Марион, как припев, повторяет себе, что счастлива. Ее мозг и сердце удовлетворены. Стоит ли желать большего? Отныне ей достанет мужества признать, что физическое наслаждение не главное в супружеской жизни. Одной заботой станет меньше! Ее союз с Даном может обойтись и без этой материальной связи. Разве у них нет иных возможностей для взаимной любви? Как она смогла забыть о них? Какой смысл вновь проходить — наверняка с меньшими шансами на успех — через превратности любви с незнаемым человеком? С тем самым незнакомцем, за которого мгновением раньше собиралась замуж, а сейчас почти забыла!
Кстати, а как выглядит ее избранник? Пока она разрабатывала программу совместных удовольствий, она не заботилась о том, чтобы вызвать в памяти его лицо и облик. Она с запозданием пытается воссоздать их, вообразить, как бы действовал тот, окажись он на месте Дана, в положении Дана, двигаясь, как двигается Дан — скользя в нее, выскальзывая и снова проникая вглубь с требовательным упорством — твердая мощная плоть раздвигает тесное влажно-горячее, как бы живущее собственной жизнью естество Марион, ждущее излияния семени и сладкого наслаждения Дана.
За черной завесой век ей не сразу удается воссоздать черты нового любовника, выражение его лица. Вначале у нее в глазах пляшут разноцветные искры, играют сполохи. Она тщательно организует их, складывает в строгие линии, формы. И вскоре на мысленном экране возникает изображение. Любовник явился, он возник из хаоса, но его легко узнать.
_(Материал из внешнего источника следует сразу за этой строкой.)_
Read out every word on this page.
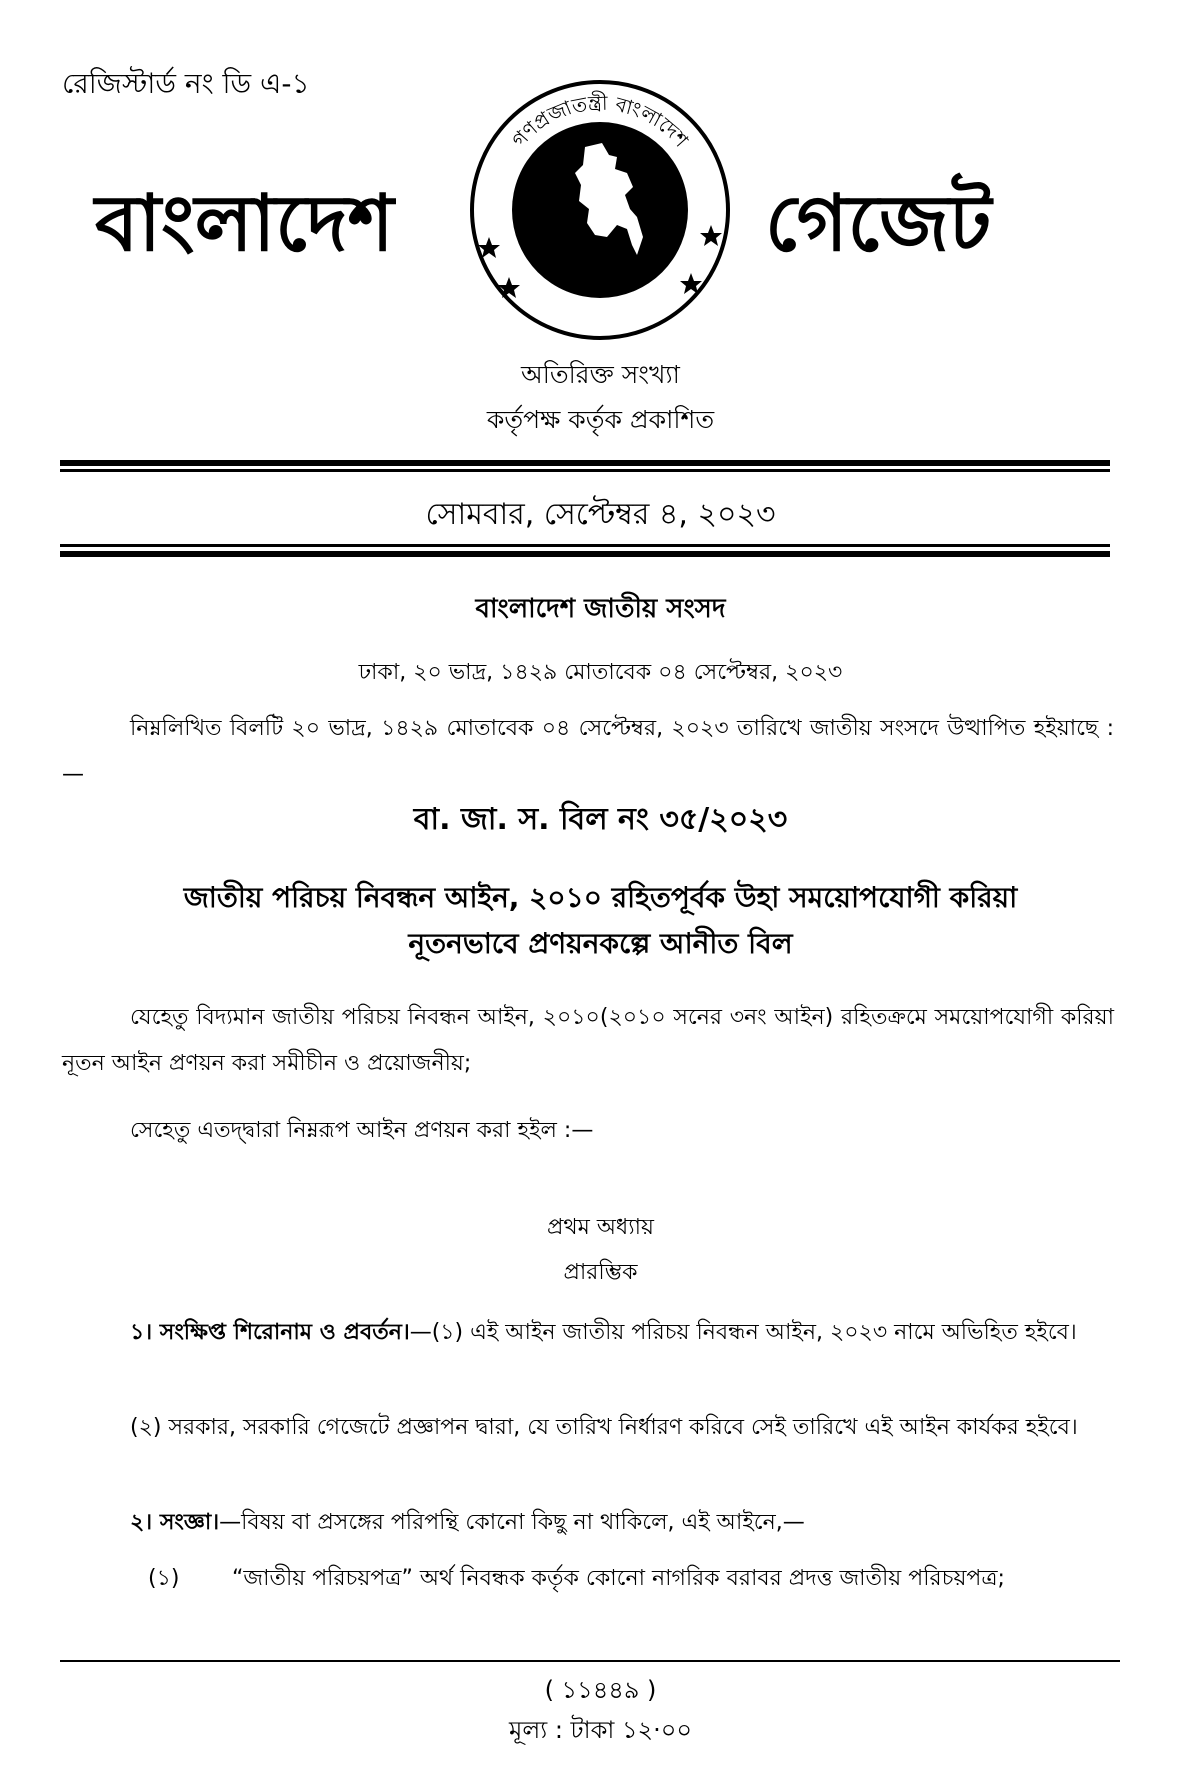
রেজিস্টার্ড নং ডি এ-১
বাংলাদেশ
গণপ্রজাতন্ত্রী বাংলাদেশ
সরকার
গেজেট
অতিরিক্ত সংখ্যা
কর্তৃপক্ষ কর্তৃক প্রকাশিত
সোমবার, সেপ্টেম্বর ৪, ২০২৩
বাংলাদেশ জাতীয় সংসদ
ঢাকা, ২০ ভাদ্র, ১৪২৯ মোতাবেক ০৪ সেপ্টেম্বর, ২০২৩
নিম্নলিখিত বিলটি ২০ ভাদ্র, ১৪২৯ মোতাবেক ০৪ সেপ্টেম্বর, ২০২৩ তারিখে জাতীয় সংসদে উত্থাপিত হইয়াছে :—
বা. জা. স. বিল নং ৩৫/২০২৩
জাতীয় পরিচয় নিবন্ধন আইন, ২০১০ রহিতপূর্বক উহা সময়োপযোগী করিয়া
নূতনভাবে প্রণয়নকল্পে আনীত বিল
যেহেতু বিদ্যমান জাতীয় পরিচয় নিবন্ধন আইন, ২০১০(২০১০ সনের ৩নং আইন) রহিতক্রমে সময়োপযোগী করিয়া নূতন আইন প্রণয়ন করা সমীচীন ও প্রয়োজনীয়;
সেহেতু এতদ্দ্বারা নিম্নরূপ আইন প্রণয়ন করা হইল :—
প্রথম অধ্যায়
প্রারম্ভিক
১। সংক্ষিপ্ত শিরোনাম ও প্রবর্তন।—(১) এই আইন জাতীয় পরিচয় নিবন্ধন আইন, ২০২৩ নামে অভিহিত হইবে।
(২) সরকার, সরকারি গেজেটে প্রজ্ঞাপন দ্বারা, যে তারিখ নির্ধারণ করিবে সেই তারিখে এই আইন কার্যকর হইবে।
২। সংজ্ঞা।—বিষয় বা প্রসঙ্গের পরিপন্থি কোনো কিছু না থাকিলে, এই আইনে,—
(১) “জাতীয় পরিচয়পত্র” অর্থ নিবন্ধক কর্তৃক কোনো নাগরিক বরাবর প্রদত্ত জাতীয় পরিচয়পত্র;
( ১১৪৪৯ )
মূল্য : টাকা ১২·০০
И ее плоть и душа немедленно начинают желать его. В ответ он силой сжимает в объятиях сказочно податливое тело.
Ее любит именно тот, кого она выбрала в заместители Дана. Но теперь, когда он обрел существование в ее грезах, Марион поняла, что он не будет ни наследником, ни заместителем ее мужа — он обязательный солюбовник Дана, его неизбежный двойник, и он обладает Марион совместно с мужем. Он в теле Дана всей тяжестью возлежит на ней. И каждый из них дает жизнь другому.
Марион уже не в силах отличить одного от другого. Невероятное счастье, которое она испытывает, представляя, как их слитые в одно животы прижимаются к ее животу, как их рты целуют ее, как их единая мужская плоть проникает в нее так глубоко, как не проникал ни Дан, ни Филипп, как их совместная судорога подхватывает ее, как ее наполняет пол у прелюбодейное семя, открывает ей истину — она никогда не получит удовлетворения, если любовь этих двоих будет раздельна.
В ней нарастает невыносимое ощущение конца, оно вздымается, охватывает все тело — сердце ее замирает, дыхание становится прерывистым, и из груди вырывается стон. В голове все взрывается, миллионы раскаленных добела частичек разлетаются в разные стороны.
Пораженный Дан с гордостью разглядывает жену, которая медленно приходит в себя.
— Я еще никогда не испытывала такого острого наслаждения, — с улыбкой воркует она.
И, обхватив шею Дана ослабевшими руками, покрывает поцелуями лицо вновь обретенного мужа.
— Представь себе, я чуть было не покинула тебя! Наверное, сошла с ума. Теперь все в прошлом. Я знаю, любовью я могу заниматься только с тобой. Только с тобой я испытываю наслаждение. И любить могу только тебя.